For the granita:
1 1/2 cups granulated sugar
1 cup fresh or frozen blackberries or
boysenberries
1/4 cup fresh lemon juice
For the parfait cream:
1/2 cup cold heavy cream
3/4 cup plain low-fat or whole yogurt
3 Tbs. confectioners’ sugar
2 or 3 meringue cookies, crumbled (optional)
Fresh blackberries or boysenberries for garnish
(optional)
To make the granita, in a nonreactive saucepan over medium heat, combine the granulated sugar and 3 cups water and cook, stirring until the sugar is dissolved. Add the berries, bring to a boil and cook for 5 minutes. Remove from the heat and stir in the lemon juice. Using a blender, puree the mixture until smooth. Pour into a large, shallow metal baking pan and freeze until icy, about 4 hours. Break up with a fork and freeze for 2 hours more. Break up again, then refreeze. About 2 hours before serving, break up the mixture again with a fork and refreeze.

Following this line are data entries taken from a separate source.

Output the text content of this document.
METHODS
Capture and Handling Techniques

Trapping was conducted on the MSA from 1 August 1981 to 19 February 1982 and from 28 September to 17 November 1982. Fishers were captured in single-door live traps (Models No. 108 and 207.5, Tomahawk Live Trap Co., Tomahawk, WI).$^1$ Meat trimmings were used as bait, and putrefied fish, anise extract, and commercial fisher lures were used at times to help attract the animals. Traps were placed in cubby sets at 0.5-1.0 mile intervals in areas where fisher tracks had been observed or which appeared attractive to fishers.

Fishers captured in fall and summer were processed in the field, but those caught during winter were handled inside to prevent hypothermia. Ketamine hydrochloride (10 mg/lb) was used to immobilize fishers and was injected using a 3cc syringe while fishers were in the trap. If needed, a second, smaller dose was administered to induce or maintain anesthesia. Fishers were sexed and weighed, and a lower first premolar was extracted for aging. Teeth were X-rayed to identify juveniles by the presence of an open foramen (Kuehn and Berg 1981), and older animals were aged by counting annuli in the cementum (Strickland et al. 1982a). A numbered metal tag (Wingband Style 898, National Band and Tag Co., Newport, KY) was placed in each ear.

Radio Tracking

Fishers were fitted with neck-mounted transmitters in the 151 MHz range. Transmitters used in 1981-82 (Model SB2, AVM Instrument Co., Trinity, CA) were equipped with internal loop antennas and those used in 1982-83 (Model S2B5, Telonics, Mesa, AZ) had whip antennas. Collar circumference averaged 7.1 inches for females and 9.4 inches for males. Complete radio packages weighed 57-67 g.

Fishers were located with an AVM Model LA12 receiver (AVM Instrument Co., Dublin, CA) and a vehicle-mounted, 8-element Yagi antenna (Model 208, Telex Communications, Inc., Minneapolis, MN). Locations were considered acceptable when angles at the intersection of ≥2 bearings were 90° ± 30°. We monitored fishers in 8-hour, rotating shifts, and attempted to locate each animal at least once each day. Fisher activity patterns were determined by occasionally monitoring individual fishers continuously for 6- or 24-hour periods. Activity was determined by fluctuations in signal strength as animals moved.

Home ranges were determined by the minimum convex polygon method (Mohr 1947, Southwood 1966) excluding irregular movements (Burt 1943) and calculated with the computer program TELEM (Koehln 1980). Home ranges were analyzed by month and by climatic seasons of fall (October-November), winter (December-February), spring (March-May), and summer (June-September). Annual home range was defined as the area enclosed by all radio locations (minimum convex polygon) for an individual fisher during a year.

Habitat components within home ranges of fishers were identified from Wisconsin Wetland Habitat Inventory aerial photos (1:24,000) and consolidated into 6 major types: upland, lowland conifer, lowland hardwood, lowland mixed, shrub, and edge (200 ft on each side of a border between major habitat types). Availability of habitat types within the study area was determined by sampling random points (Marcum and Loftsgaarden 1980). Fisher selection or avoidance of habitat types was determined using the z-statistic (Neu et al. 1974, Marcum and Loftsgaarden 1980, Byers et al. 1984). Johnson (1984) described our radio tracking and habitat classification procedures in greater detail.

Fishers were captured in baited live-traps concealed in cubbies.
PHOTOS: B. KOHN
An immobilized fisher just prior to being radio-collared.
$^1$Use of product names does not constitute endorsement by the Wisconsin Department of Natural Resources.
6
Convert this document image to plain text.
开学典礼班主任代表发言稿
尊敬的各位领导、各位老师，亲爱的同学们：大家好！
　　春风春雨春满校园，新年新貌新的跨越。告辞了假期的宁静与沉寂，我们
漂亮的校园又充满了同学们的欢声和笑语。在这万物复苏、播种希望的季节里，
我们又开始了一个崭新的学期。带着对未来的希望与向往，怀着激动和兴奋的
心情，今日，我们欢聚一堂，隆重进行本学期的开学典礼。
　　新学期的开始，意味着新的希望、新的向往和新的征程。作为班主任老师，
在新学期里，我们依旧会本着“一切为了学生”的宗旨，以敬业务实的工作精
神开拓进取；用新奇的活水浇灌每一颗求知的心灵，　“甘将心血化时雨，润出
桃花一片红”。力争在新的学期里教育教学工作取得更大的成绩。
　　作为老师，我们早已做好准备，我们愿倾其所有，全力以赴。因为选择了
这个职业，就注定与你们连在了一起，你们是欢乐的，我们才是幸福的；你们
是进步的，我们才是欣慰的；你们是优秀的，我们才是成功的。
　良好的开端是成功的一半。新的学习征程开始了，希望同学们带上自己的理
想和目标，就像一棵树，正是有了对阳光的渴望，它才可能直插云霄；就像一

To make the parfait cream, in a bowl, whip the cream until soft peaks form when the whisk is lifted. Stir in the yogurt and confectioners’ sugar. Cover and refrigerate.
To serve, spoon alternating layers of granita and parfait cream into serving glasses, sprinkling the crumbled meringue cookies between the layers. Finish with a layer of parfait cream. Garnish with fresh berries and serve immediately. Serves 6 to 8.